LOCARD focused directly on lawful collection of internet crime evidence, and TRUESSEC.EU addressed digital threats to citizens' rights — both reflect APWG's core anti-cybercrime mission.
FUNDACION APWG, EUROPEAN UNION FOUNDATION
European anti-cybercrime NGO specializing in internet fraud intelligence, digital evidence, and law enforcement liaison for security research consortia.
Their core work
APWG EU Foundation is the European arm of the Anti-Phishing Working Group, a global industry coalition that tracks and fights cybercrime, phishing, and internet fraud. In H2020 projects, they contributed domain expertise in cybercrime ecosystems, criminal data sharing, and the policy landscape around digital evidence admissibility. Their core value to research consortia is bridging the gap between technical security solutions and real-world law enforcement needs — they know how cybercrime actually works in practice. They bring practitioner networks (police, prosecutors, incident responders) that academic or tech-only partners typically lack.
What they specialise in
LOCARD (2019–2022) was explicitly about building a platform for lawful evidence collection and chain-of-custody continuity in criminal investigations.
TRUESSEC.EU (2017–2018) addressed trust-enhancing certification and protection of citizens' digital rights, a policy-adjacent security topic.
LOCARD introduced blockchain and trusted execution environments as technical pillars for tamper-proof digital evidence — a newer technical direction for the organization.
How they've shifted over time
In their first H2020 project (2017–2018), APWG EU focused on the policy and certification side of cybersecurity — digital trust frameworks and citizen rights protection in digital Europe.
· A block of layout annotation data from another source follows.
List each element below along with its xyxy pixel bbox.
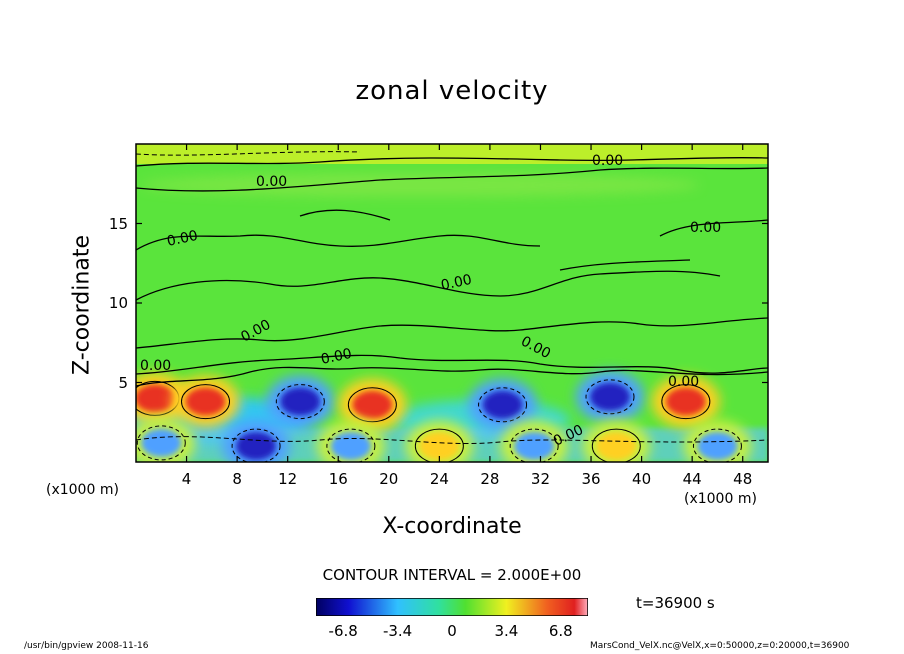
contour-label: 0.00 bbox=[166, 228, 200, 250]
tick-marks bbox=[136, 144, 768, 462]
x-tick-label: 4 bbox=[181, 470, 192, 488]
negative-contours bbox=[136, 151, 768, 444]
contour-label: 0.00 bbox=[256, 174, 287, 190]
contour-label: 0.00 bbox=[690, 220, 721, 236]
velocity-cell bbox=[316, 420, 385, 462]
x-tick-label: 40 bbox=[632, 470, 652, 488]
y-tick-label: 15 bbox=[108, 214, 128, 233]
x-unit-label-left: (x1000 m) bbox=[46, 482, 119, 498]
x-axis-title: X-coordinate bbox=[382, 514, 522, 539]
velocity-cell bbox=[582, 420, 651, 462]
contour-label: 0.00 bbox=[592, 153, 623, 169]
time-label: t=36900 s bbox=[636, 594, 715, 612]
x-tick-label: 8 bbox=[232, 470, 242, 488]
velocity-cell bbox=[405, 420, 474, 462]
x-tick-label: 28 bbox=[480, 470, 500, 488]
colorbar-tick-label: -3.4 bbox=[382, 622, 413, 640]
x-unit-label-right: (x1000 m) bbox=[684, 491, 757, 507]
x-tick-label: 20 bbox=[379, 470, 399, 488]
velocity-cell bbox=[222, 420, 291, 462]
contour-label: 0.00 bbox=[320, 346, 354, 368]
x-tick-label: 12 bbox=[278, 470, 298, 488]
contour-label: 0.00 bbox=[440, 272, 474, 294]
velocity-cell bbox=[136, 416, 196, 462]
velocity-cell bbox=[651, 375, 720, 428]
upper-band bbox=[136, 144, 768, 164]
x-tick-label: 48 bbox=[733, 470, 753, 488]
y-axis-title: Z-coordinate bbox=[69, 235, 95, 375]
colorbar-tick-label: 6.8 bbox=[548, 622, 573, 640]
x-tick-label: 16 bbox=[328, 470, 348, 488]
x-tick-label: 24 bbox=[429, 470, 449, 488]
contour-label: 0.00 bbox=[140, 358, 171, 374]
x-tick-label: 44 bbox=[682, 470, 702, 488]
x-tick-label: 32 bbox=[530, 470, 551, 488]
velocity-cell bbox=[338, 378, 407, 431]
velocity-cell bbox=[266, 375, 335, 428]
contour-interval-label: CONTOUR INTERVAL = 2.000E+00 bbox=[322, 566, 582, 584]
colorbar-tick-label: -6.8 bbox=[328, 622, 358, 640]
colorbar-tick-label: 3.4 bbox=[494, 622, 519, 640]
colorbar-tick-label: 0 bbox=[447, 622, 457, 640]
velocity-cell bbox=[683, 420, 752, 462]
contour-label: 0.00 bbox=[668, 374, 699, 390]
y-tick-label: 10 bbox=[108, 294, 128, 312]
velocity-cell bbox=[576, 370, 644, 423]
contour-lines bbox=[136, 156, 768, 387]
footer-left: /usr/bin/gpview 2008-11-16 bbox=[24, 641, 149, 651]
x-tick-label: 36 bbox=[581, 470, 601, 488]
velocity-cells bbox=[136, 370, 752, 462]
field-layer bbox=[136, 144, 768, 462]
velocity-cell bbox=[171, 375, 240, 428]
footer-right: MarsCond_VelX.nc@VelX,x=0:50000,z=0:2000… bbox=[590, 641, 850, 651]
colorbar bbox=[316, 598, 588, 616]
chart-title: zonal velocity bbox=[355, 76, 549, 106]
y-tick-label: 5 bbox=[118, 373, 128, 392]
velocity-cell bbox=[468, 378, 537, 431]
velocity-cell bbox=[500, 420, 569, 462]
By their second project (2019–2022), the focus sharpened considerably toward operational cybercrime investigation: lawful evidence collection, blockchain-based evidence integrity, and trusted execution environments for forensic platforms. This reflects a shift from broad digital security policy toward concrete tools and methods for law enforcement use of digital evidence.
APWG EU is moving deeper into the law enforcement technology space — future collaborations around digital evidence platforms, cybercrime data sharing, or police-facing security tools are a natural fit.
How they like to work
APWG EU has participated only as a consortium partner — never as coordinator — across both projects, suggesting they prefer contributing specialist expertise rather than managing full projects. Despite only two projects, they engaged with 28 distinct partners across 13 countries, which indicates active and broad consortium involvement rather than a narrow recurring-partner pattern. For a consortium builder, they are a specialist node: valuable for their practitioner networks and cybercrime domain knowledge, not for administrative leadership.
APWG EU has built a surprisingly wide network from just two projects — 28 partners across 13 countries. No strong geographic concentration is evident from the data, consistent with APWG's global-coalition character.
What sets them apart
APWG is not a research institution — it is a practitioner-led industry body that tracks cybercrime at scale and maintains relationships with law enforcement, financial institutions, and incident response teams across dozens of countries. This makes them rare in H2020 consortia: an organization that can validate whether a technical solution actually maps to how cybercrime is committed and investigated in the real world. For any project in digital evidence, cybercrime, or internet fraud prevention, their participation signals credibility with law enforcement end-users.
Highlights from their portfolio
- LOCARDThe largest and most technically ambitious of their two projects, LOCARD tackled the hard problem of building a legally defensible digital evidence platform using blockchain and trusted execution environments — directly applicable to EU-wide law enforcement cooperation.
- TRUESSEC.EUAn early-stage coordination action that positioned APWG EU at the intersection of security certification and fundamental digital rights, demonstrating their policy influence alongside technical work.